О том, что произошло дальше, мы узнали на следующий день, сидя на гауптвахте. Ночью, продолжая проверять, как несут службу патрульные, настырный начальник караула забрел на дорогу, ведущую сквозь лес. Где-то в кустах раздавались звуки, похожие на хрюканье.
«Откуда взялись свиньи?» — с удивлением подумал начальник караула. Действительно, это было начало лета 1942 года, когда после голодной зимы никакого скота ни в Ленинграде, ни в его окрестностях не могло остаться. Звуки, похожие на хрюканье свиней, издавали мы, лежа в кустах. Вдыхая воздух через шланги, открученные от банок, мы вдыхали его с громким хрюканьем через клапаны. Начальник караула с удовольствием извлек нас из чащи и так, не разрешив снять и противогазы, привел в полк.
Припомнив мне, как я улизнул от заслуженного наказания прошлый раз, он с большим удовольствием посадил меня на «губу», а заодно со мной и симпатичного парня из Рязани.
На основании рапорта начальника караула меня за разгильдяйство и постоянное нарушение дисциплины с треском отчислили из школы младших лейтенантов, в которой я проучился всего пять дней. Если бы не отчислили, быть бы мне всю жизнь военным, а не скульптором.
О войне, или последняя буква алфавита
Отец моей жены Вики, капитан Шкарин, пропал в августе 1941 го да. Он был инженером на Сестрорецком оружейном заводе и должен был, как и все сотрудники завода, получить броню. Но, поскольку его фамилия начиналась на одну из последних букв алфавита, броню на него оформить не успели, и 24 июня он отправился на фронт. Один раз ему удалось вырваться в Сестрорецк, для того чтобы помочь Викиной матери, бабушке, прабабушке и одиннадцатилетней Вике эвакуироваться в тыл. Больше от него никаких сведений не было. На бесконечные запросы, которые Викина мать посылала в архив, приходил один и тот же ответ: «Капитан Шкарин пропал без вести в 1941 году».

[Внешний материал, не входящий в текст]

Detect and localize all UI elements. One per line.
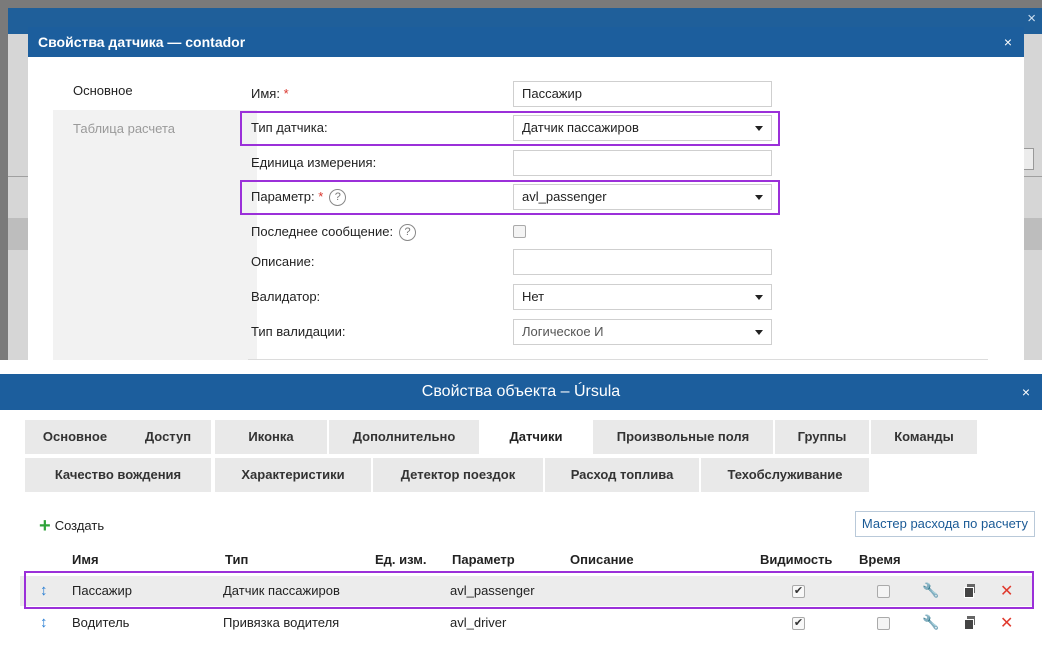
field-row-sensor-type: Тип датчика: Датчик пассажиров <box>251 115 1011 143</box>
tab-access[interactable]: Доступ <box>125 420 211 454</box>
visibility-checkbox[interactable]: ✔ <box>792 617 805 630</box>
time-checkbox[interactable] <box>877 617 890 630</box>
table-row[interactable]: ↕ Водитель Привязка водителя avl_driver … <box>20 608 1032 638</box>
sensor-type-label: Тип датчика: <box>251 120 328 135</box>
tab-row-2: Качество вождения Характеристики Детекто… <box>25 458 1017 496</box>
sensor-dialog-titlebar: Свойства датчика — contador × <box>28 27 1024 57</box>
parameter-value: avl_passenger <box>522 189 607 204</box>
chevron-down-icon <box>755 295 763 300</box>
field-row-validator: Валидатор: Нет <box>251 284 1011 312</box>
sensors-toolbar: + Создать Мастер расхода по расчету <box>25 509 1035 543</box>
wrench-icon[interactable]: 🔧 <box>922 582 939 599</box>
chevron-down-icon <box>755 195 763 200</box>
chevron-down-icon <box>755 126 763 131</box>
divider <box>248 359 988 360</box>
tab-driving-quality[interactable]: Качество вождения <box>25 458 211 492</box>
tab-maintenance[interactable]: Техобслуживание <box>701 458 869 492</box>
tab-icon[interactable]: Иконка <box>215 420 327 454</box>
delete-icon[interactable]: ✕ <box>1000 613 1013 633</box>
validator-value: Нет <box>522 289 545 304</box>
calculation-wizard-button[interactable]: Мастер расхода по расчету <box>854 511 1035 537</box>
tab-calculation-table[interactable]: Таблица расчета <box>53 110 257 148</box>
close-icon[interactable]: × <box>1022 374 1030 410</box>
field-row-description: Описание: <box>251 249 1011 277</box>
copy-icon[interactable] <box>964 616 976 630</box>
tab-advanced[interactable]: Дополнительно <box>329 420 479 454</box>
validation-type-label: Тип валидации: <box>251 324 346 339</box>
chevron-down-icon <box>755 330 763 335</box>
cell-type: Датчик пассажиров <box>223 583 340 598</box>
object-properties-dialog: Свойства объекта – Úrsula × Основное Дос… <box>0 374 1042 657</box>
table-row[interactable]: ↕ Пассажир Датчик пассажиров avl_passeng… <box>20 576 1032 606</box>
last-message-label: Последнее сообщение:? <box>251 224 417 242</box>
sensor-type-select[interactable]: Датчик пассажиров <box>513 115 772 141</box>
sensor-type-value: Датчик пассажиров <box>522 120 639 135</box>
sensor-dialog-tabs: Основное Таблица расчета <box>53 72 257 360</box>
cell-name: Пассажир <box>72 583 132 598</box>
name-label: Имя: * <box>251 86 289 101</box>
help-icon[interactable]: ? <box>329 189 347 207</box>
tab-main[interactable]: Основное <box>53 72 257 110</box>
tab-groups[interactable]: Группы <box>775 420 869 454</box>
header-parameter[interactable]: Параметр <box>452 552 515 567</box>
tab-sensors[interactable]: Датчики <box>481 420 591 454</box>
required-mark: * <box>318 189 324 204</box>
cell-name: Водитель <box>72 615 130 630</box>
header-unit[interactable]: Ед. изм. <box>375 552 427 567</box>
delete-icon[interactable]: ✕ <box>1000 581 1013 601</box>
description-label: Описание: <box>251 254 315 269</box>
header-type[interactable]: Тип <box>225 552 248 567</box>
wrench-icon[interactable]: 🔧 <box>922 614 939 631</box>
create-button[interactable]: + Создать <box>39 515 104 538</box>
sensor-properties-screenshot: × Свойства датчика — contador × Основное… <box>0 0 1042 360</box>
description-input[interactable] <box>513 249 772 275</box>
copy-icon[interactable] <box>964 584 976 598</box>
field-row-last-message: Последнее сообщение:? <box>251 219 1011 247</box>
drag-handle-icon[interactable]: ↕ <box>40 582 48 599</box>
close-icon[interactable]: × <box>1004 27 1012 57</box>
create-label: Создать <box>54 518 105 533</box>
tab-custom-fields[interactable]: Произвольные поля <box>593 420 773 454</box>
validator-select[interactable]: Нет <box>513 284 772 310</box>
time-checkbox[interactable] <box>877 585 890 598</box>
tab-row-1: Основное Доступ Иконка Дополнительно Дат… <box>25 420 1017 458</box>
tab-trip-detector[interactable]: Детектор поездок <box>373 458 543 492</box>
unit-label: Единица измерения: <box>251 155 377 170</box>
plus-icon: + <box>39 515 51 537</box>
name-input[interactable]: Пассажир <box>513 81 772 107</box>
header-visibility[interactable]: Видимость <box>760 552 832 567</box>
help-icon[interactable]: ? <box>399 224 417 242</box>
cell-type: Привязка водителя <box>223 615 340 630</box>
drag-handle-icon[interactable]: ↕ <box>40 614 48 631</box>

2 июля 1941 года я получил повестку из военкомата. Медицинская комиссия находилась в здании 4-й образцовой школы на Фонтанке. В большом помещении первого этажа толпились тощие мальчишки в синих сатиновых трусах до колен и с грязными пятками. Врачи бегло осматривали будущих солдат, заглядывали в рот, почему-то ставили на четвереньки, проверяя, нет ли геморроя, и автоматически подписывались под словом «Годен».
В этот день формировался отряд из ста человек для отправки в школу политсостава в город Ельно. Видимо, на всякий случай вызвали повестками больше ста человек, и, поскольку моя фамилия начинается с последней буквы алфавита, я оказался сто первым и остался в Ленинграде. Два моих товарища из нашего класса, с которыми мы только несколько дней назад окончили школу — Гриша Шлифенсон и Юра Бомар, — через три недели после начала войны погибли под Ельно, так и не успев приступить к началу занятий в школе политсостава. А я остался жив. Попал в запасной полк, пережил блокаду Ленинграда, чуть не умер от голода в декабре 1941 года, был ранен под Нарвой, пережил все ужасы войны, голод и холод, но остался жив.
Так случилось, что буква алфавита, с которой начиналась фамилия Викиного отца, сыграла трагическую роль в его судьбе, а в моей судьбе буква, с которой начиналась моя фамилия, оказалась счастливой. Через пятьдесят с лишним лет наши судьбы пересекутся еще раз. Но об этом позже.
Война научила меня многому:
— спать у костра зимой, свернувшись калачиком и спиной к огню, чтобы лучше сохранять тепло;
— пить неразбавленный спирт, запивая глотком воды или просто побросав немного снега в рот;
— не пригибаться к земле во время артобстрела;
— не спать сутками и не есть горячей пищи неделями;
— беспрекословно выполнять дурацкие, а иногда и невыполнимые приказы командира отделения;
— чистить зубы и умываться до пояса одной кружкой воды;
— не падать на землю, когда рядом неожиданно выстрелит зенитная пушка;
— не замерзать до смерти, стоя на часах, при тридцатиградусном морозе;
— складывать свои вещи перед сном, если удастся переспать в помещении, таким образом, чтобы при артобстреле или бомбежке сразу найти сапоги, схватить шинель и пистолет (эта привычка сохранилась у меня до сих пор: я точно знаю, куда перед сном я поставил свои тапки и куда положил халат).
И, самое главное, война научила меня ненавидеть войну.